Apart from that, there’s little change from the standard A1, which we liked when we tested it at the launch last year – and now we’ve been offered the chance to live with one for a while.
So what have we got for the next few months then? Well, with our test car costing close to £27,000, it had to come with a decent amount of options to justify that price.
The base car comes with a mixture of S line and Sport equipment from the standard A1, but by adding the Comfort and Sound, Plus and Technology packs, our Citycarver arrived with almost all of the equipment you could ever need in a supermini.
A digital instrument display, Bang & Olufsen sound system, rear-view camera, heated front seats, dual-zone climate control, a 10.1-inch infotainment touchscreen, LED headlights, lane keeping assist and pre-sense front are all included on our car.
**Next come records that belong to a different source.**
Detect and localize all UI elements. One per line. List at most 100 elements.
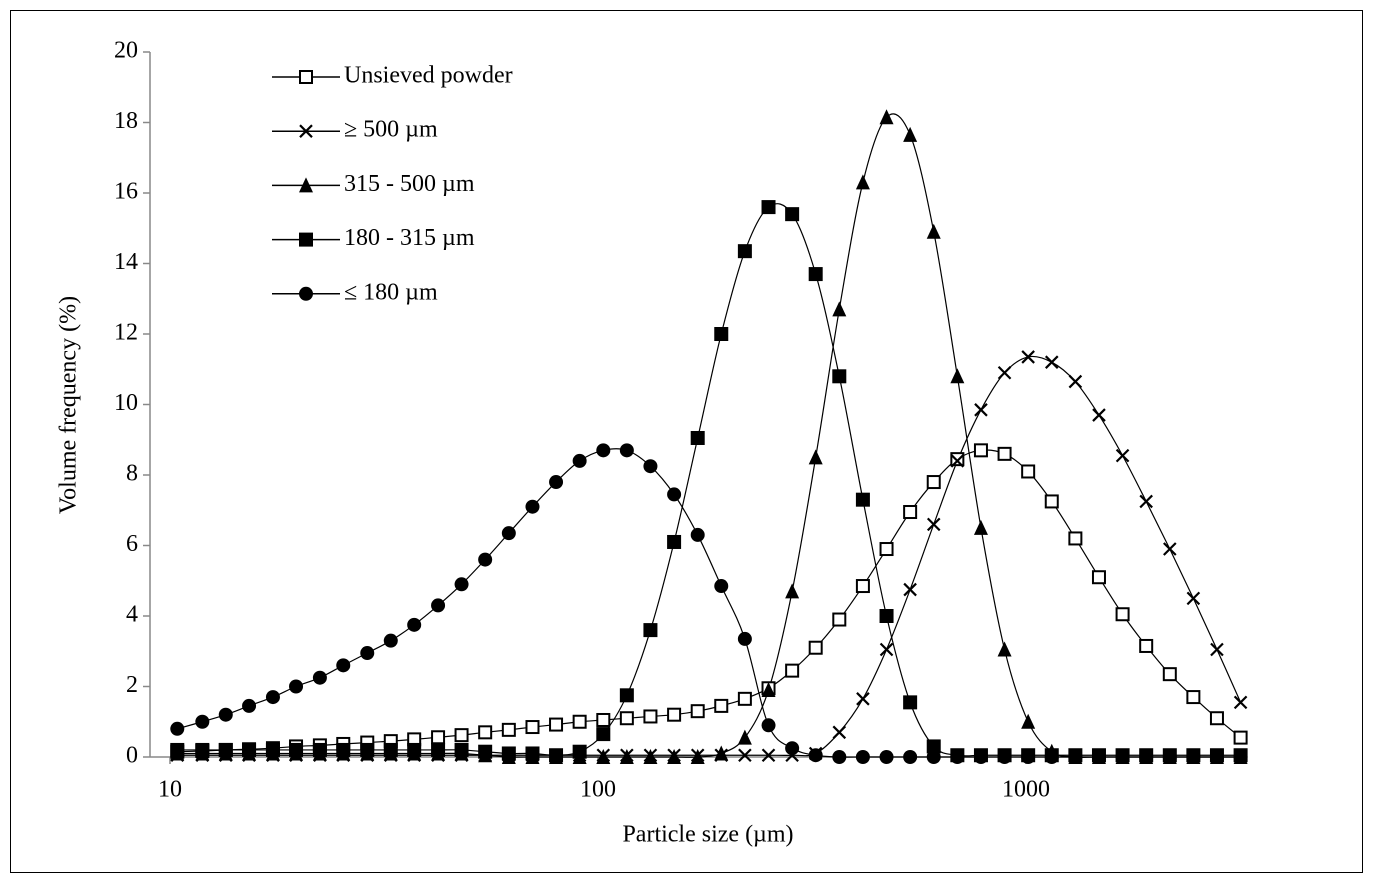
marker <box>1139 494 1153 509</box>
marker <box>619 711 634 726</box>
y-tick-label: 2 <box>126 672 138 698</box>
marker <box>501 526 516 541</box>
marker <box>997 641 1012 657</box>
marker <box>195 742 210 757</box>
marker <box>1021 464 1036 479</box>
marker <box>289 742 304 757</box>
marker <box>1139 638 1154 653</box>
marker <box>832 612 847 627</box>
marker <box>1044 355 1059 369</box>
marker <box>431 730 446 745</box>
marker <box>572 744 587 759</box>
marker <box>950 452 965 467</box>
marker <box>1186 750 1201 764</box>
marker <box>856 692 870 706</box>
marker <box>549 717 564 732</box>
marker <box>619 443 634 458</box>
legend-label: ≥ 500 µm <box>344 117 438 143</box>
marker <box>690 430 705 445</box>
marker <box>903 582 917 597</box>
marker <box>643 749 658 764</box>
legend-marker <box>299 286 313 301</box>
y-tick-label: 4 <box>126 602 138 628</box>
marker <box>879 609 894 623</box>
marker <box>1021 350 1035 364</box>
marker <box>242 742 257 757</box>
legend-marker <box>299 232 313 247</box>
marker <box>879 542 894 557</box>
y-tick-label: 16 <box>114 179 138 205</box>
marker <box>525 499 540 514</box>
y-tick-label: 20 <box>114 38 138 64</box>
marker <box>1068 750 1083 764</box>
marker <box>1091 750 1106 764</box>
marker <box>1044 494 1059 509</box>
marker <box>737 691 752 706</box>
marker <box>525 746 540 761</box>
marker <box>1021 750 1036 764</box>
marker <box>643 459 658 474</box>
marker <box>572 453 587 468</box>
marker <box>1068 374 1083 389</box>
marker <box>973 443 988 458</box>
marker <box>572 714 587 729</box>
marker <box>950 750 965 764</box>
marker <box>761 200 776 215</box>
marker <box>596 712 611 727</box>
marker <box>690 704 705 719</box>
marker <box>926 739 941 754</box>
marker <box>903 695 918 710</box>
marker <box>974 403 988 417</box>
marker <box>973 519 988 535</box>
marker <box>761 682 776 698</box>
marker <box>785 583 800 599</box>
marker <box>690 527 705 542</box>
legend-marker <box>299 177 313 193</box>
marker <box>737 729 752 745</box>
marker <box>1021 713 1036 729</box>
series-line <box>177 449 1241 753</box>
marker <box>1068 531 1083 546</box>
marker <box>1115 607 1130 622</box>
marker <box>690 749 705 764</box>
marker <box>832 369 847 384</box>
marker <box>195 714 210 729</box>
marker <box>879 109 894 125</box>
marker <box>997 365 1012 380</box>
marker <box>667 534 682 549</box>
series-line <box>177 448 1241 758</box>
y-tick-label: 0 <box>126 743 138 769</box>
x-tick-label: 100 <box>580 777 616 803</box>
marker <box>407 742 422 757</box>
marker <box>926 475 941 490</box>
marker <box>265 690 280 705</box>
legend-label: 315 - 500 µm <box>344 171 475 197</box>
marker <box>832 301 847 317</box>
marker <box>1139 750 1154 764</box>
marker <box>1162 750 1177 764</box>
marker <box>808 748 823 763</box>
marker <box>596 749 611 764</box>
x-tick-label: 1000 <box>1002 777 1050 803</box>
marker <box>667 487 682 502</box>
marker <box>242 698 257 713</box>
marker <box>478 725 493 740</box>
marker <box>855 579 870 594</box>
marker <box>1092 408 1106 422</box>
marker <box>1162 667 1177 682</box>
marker <box>667 707 682 722</box>
marker <box>832 725 847 740</box>
marker <box>336 658 351 673</box>
marker <box>501 746 516 761</box>
marker <box>431 598 446 613</box>
marker <box>1209 750 1224 764</box>
marker <box>170 721 185 736</box>
marker <box>501 722 516 737</box>
marker <box>549 475 564 490</box>
marker <box>1115 448 1130 463</box>
marker <box>454 577 469 592</box>
marker <box>1163 542 1177 556</box>
marker <box>1044 750 1059 764</box>
marker <box>737 244 752 259</box>
marker <box>761 748 776 763</box>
That’s alongside the 35 TFSI petrol engine, which is a 1.0-litre petrol unit developing 148bhp and 250Nm of torque. That means the Citycarver can get from 0-60mph in eight seconds flat and reach a top speed of 136mph – not bad at all for a city-focused supermini. Paired to a seven-speed S tronic automatic transmission, the Citycarver makes mostly smooth progress – although it can be a bit sluggish under hard acceleration.
But don’t expect this trim upgrade to revolutionise the A1 as a whole. It’s still just as compact as before, with the 335-litre boot proving to be quite practical. With a taller driver up front, the leg room in the rear is not so great though.
In the first month of running this lightly lifted Audi, it’s done a lot of miles, that’s for sure. With nearly 2,000 miles under its belt, the Citycarver has been thoroughly run in thanks to multiple trips to Shropshire, Devon and London over the Christmas break.
Those haven’t all been smooth sailing though, as after one trip back from the Midlands, a check engine light appeared – after only 1,000 miles or so. It was probably a sensor issue as it soon cleared, but it gave us a little scare after such a short time in our hands.
It’s also been packed to the brim with people and Christmas presents – with the former not being quite as comfortable even on short trips as many would like, and the latter easily filling up the boot as well as most of the back seats.
It also lacks character. Sure, it does everything you want and need a supermini/crossover to do – be good around town, easy to drive and small enough to get into most spaces with ease – but it just doesn’t grab you like some rivals. It feels much like its larger Audi brethren – professional and lacking any real charisma. Maybe that’s the point.
We’ve got plenty of time to spend with the Citycarver, so we hope to take it out of its comfort zone a bit more and see if there’s some fun under the crossover-like exterior.